第8話 なつきと咲菜と…

「ひかるー!おはよう!」

「ひかるさん、おはようございます!」

「おう!2人ともおはよう!」

俺たちは3人で仲良くしてるのは違いないが、元々なつきと付き合っていることはみんなが知っているため咲菜ちゃんとも一緒にいると怪しまれるかもしれない。だから咲菜ちゃんには申し訳ないが、学校では俺となつきが共に行動し、行きや帰りは人気のないところで咲菜ちゃんと待ち合わせをしている。

咲菜ちゃんもなつきもその方が良いと賛成してくれた。

「さ!ひかる、かーえろっ」

「うん、そーだな!」

「んー、咲菜ちゃんはどこにいるかなぁ?」

「お、あそこにいる人じゃねーか?」

「あ!ほんとだー!咲菜ちゃーん!」

なつきは咲菜ちゃんの元へ走って行った。

俺はやれやれとだんだん遠くへ行き小さくなっていくなつきと咲菜ちゃんを和ましく見ていた。

「あの、三石ひかるだよね?」

同じクラスの女の子に話しかけられた。

「あ、うん、そーだけど。どーしたの?」

なつきと咲菜ちゃんは俺を呼んでいるが、こちらの話は聞こえない距離にいる。

「あの、なつきちゃんとお付き合いしてるのは分かってるんだけど、どうしても三石のことが好きなのよ!」

最後の告白の部分を大きな声で叫ばれてしまったため、なつきと咲菜ちゃんにもはっきり聞こえたようでこちらに急いで走って来た。

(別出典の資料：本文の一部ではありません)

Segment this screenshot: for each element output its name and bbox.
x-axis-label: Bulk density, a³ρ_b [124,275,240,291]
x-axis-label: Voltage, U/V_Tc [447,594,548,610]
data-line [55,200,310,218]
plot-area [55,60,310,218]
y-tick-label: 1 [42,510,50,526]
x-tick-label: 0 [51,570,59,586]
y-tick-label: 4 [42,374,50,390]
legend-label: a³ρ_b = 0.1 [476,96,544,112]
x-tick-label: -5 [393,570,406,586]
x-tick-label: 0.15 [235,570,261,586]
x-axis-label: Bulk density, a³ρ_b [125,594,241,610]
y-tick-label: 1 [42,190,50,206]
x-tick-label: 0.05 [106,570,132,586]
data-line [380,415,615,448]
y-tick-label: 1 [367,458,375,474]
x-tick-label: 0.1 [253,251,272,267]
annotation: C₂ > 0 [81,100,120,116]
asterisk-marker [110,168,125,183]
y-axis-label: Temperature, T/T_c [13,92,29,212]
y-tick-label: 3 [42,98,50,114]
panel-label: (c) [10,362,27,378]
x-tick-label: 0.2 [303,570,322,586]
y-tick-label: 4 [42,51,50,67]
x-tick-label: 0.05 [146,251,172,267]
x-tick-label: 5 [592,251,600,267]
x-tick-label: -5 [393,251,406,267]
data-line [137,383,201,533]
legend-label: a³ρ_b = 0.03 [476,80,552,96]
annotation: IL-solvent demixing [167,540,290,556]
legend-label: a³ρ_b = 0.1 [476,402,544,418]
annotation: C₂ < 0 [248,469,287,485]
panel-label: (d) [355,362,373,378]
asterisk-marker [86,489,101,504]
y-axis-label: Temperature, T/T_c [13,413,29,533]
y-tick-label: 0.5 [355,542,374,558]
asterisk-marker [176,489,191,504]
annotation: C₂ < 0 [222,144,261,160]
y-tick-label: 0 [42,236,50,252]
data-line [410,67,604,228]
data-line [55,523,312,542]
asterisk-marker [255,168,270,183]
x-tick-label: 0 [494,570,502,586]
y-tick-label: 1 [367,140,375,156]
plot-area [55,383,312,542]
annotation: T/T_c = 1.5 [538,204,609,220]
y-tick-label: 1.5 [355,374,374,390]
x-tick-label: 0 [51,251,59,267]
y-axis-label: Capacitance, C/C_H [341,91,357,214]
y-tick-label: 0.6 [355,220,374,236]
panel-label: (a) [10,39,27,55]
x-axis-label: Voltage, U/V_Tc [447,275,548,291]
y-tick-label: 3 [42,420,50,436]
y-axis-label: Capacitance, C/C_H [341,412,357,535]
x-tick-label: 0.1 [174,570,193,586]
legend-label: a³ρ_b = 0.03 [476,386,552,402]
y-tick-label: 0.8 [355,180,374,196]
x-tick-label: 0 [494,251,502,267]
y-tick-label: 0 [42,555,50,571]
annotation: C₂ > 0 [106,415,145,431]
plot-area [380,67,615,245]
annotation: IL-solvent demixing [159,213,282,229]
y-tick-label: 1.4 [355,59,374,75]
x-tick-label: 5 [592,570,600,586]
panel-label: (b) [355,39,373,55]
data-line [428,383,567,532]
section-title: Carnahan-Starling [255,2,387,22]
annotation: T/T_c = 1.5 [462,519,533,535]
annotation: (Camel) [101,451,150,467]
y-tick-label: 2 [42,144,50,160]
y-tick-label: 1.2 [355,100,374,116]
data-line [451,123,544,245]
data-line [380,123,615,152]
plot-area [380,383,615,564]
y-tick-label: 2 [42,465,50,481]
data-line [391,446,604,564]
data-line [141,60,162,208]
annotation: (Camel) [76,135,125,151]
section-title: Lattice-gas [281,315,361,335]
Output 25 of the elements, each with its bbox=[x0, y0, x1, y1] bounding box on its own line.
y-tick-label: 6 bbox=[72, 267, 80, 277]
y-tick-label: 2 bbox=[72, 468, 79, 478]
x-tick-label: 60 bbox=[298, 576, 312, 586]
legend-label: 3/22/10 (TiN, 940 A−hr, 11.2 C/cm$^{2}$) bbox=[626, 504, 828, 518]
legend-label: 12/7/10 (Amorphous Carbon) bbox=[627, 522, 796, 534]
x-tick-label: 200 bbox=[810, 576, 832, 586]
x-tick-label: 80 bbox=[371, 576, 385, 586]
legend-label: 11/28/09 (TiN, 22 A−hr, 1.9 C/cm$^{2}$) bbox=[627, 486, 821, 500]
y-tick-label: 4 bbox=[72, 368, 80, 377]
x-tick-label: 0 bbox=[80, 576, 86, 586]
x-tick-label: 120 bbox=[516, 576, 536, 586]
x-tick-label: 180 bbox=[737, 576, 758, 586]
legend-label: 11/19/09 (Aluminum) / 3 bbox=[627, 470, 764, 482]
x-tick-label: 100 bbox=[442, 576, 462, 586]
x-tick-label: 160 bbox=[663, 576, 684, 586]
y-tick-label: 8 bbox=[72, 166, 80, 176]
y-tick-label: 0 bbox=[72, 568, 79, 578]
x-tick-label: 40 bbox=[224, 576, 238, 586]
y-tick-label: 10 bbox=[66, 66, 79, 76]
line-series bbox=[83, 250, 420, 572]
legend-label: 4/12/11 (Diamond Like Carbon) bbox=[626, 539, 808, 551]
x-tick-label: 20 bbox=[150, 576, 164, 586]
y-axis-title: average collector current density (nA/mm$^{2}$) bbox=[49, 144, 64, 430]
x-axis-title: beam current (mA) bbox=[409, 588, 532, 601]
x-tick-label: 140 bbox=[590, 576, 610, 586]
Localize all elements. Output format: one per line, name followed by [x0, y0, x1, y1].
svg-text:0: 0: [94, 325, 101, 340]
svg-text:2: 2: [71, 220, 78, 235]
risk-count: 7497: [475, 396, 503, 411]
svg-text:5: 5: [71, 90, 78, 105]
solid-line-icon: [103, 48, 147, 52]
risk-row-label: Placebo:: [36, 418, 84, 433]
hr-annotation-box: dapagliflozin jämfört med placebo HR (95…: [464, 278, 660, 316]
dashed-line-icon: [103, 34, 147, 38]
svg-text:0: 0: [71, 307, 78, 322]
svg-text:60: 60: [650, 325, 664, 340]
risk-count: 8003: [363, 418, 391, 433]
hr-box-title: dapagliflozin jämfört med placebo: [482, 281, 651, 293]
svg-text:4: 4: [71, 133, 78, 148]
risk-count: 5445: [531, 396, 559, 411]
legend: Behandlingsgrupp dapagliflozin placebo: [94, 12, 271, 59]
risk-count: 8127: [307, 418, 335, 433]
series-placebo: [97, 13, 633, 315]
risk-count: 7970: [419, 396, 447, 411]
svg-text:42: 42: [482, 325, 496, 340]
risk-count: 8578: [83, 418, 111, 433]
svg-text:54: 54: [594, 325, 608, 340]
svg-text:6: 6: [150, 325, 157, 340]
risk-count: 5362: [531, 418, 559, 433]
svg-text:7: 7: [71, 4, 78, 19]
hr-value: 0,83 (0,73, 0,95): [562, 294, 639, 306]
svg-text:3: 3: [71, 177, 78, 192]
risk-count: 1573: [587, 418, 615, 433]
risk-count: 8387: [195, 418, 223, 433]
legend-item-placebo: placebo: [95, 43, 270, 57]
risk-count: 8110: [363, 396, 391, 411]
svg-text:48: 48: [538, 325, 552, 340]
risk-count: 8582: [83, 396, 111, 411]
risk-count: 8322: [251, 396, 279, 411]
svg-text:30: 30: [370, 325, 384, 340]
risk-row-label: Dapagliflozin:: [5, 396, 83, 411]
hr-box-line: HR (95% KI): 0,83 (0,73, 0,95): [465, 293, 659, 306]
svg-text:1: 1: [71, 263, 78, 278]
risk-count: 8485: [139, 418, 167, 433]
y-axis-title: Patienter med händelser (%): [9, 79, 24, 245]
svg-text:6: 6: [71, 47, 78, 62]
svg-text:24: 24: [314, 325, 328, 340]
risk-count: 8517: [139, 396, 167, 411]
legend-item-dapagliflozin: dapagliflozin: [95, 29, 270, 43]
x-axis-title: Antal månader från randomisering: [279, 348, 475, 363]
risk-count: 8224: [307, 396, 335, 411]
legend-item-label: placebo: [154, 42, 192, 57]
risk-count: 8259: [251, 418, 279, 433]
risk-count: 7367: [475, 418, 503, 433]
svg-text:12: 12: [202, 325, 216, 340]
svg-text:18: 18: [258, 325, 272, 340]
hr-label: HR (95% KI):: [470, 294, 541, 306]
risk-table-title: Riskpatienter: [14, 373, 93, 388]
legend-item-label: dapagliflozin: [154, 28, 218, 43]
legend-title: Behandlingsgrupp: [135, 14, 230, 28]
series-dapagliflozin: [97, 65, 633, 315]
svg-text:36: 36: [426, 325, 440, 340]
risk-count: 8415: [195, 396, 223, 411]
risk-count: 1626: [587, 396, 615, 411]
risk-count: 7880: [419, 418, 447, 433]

「ね!あんた!私とひかるが付き合ってるのわかって言ってるの!?」

なつきが怒りながら、その女の子に向かって言った。

「えぇ、そうだけど!?何か問題でも!?私の気持ちなんだから正直に言うべきよ!あなたに止められる筋合いはないわ!」

その女の子も中々の声量で言い返した。

「ふざけんじゃないわよ!そんな筋合いないなら、私の彼氏を奪う筋合いもないわよ!」

なつきはとうとう顔を赤くして怒った。

その時、その女の子は俺にキスをした…。

「んぇ?」

「は?」

「あら…」

俺ら3人はびっくりして固まっていた。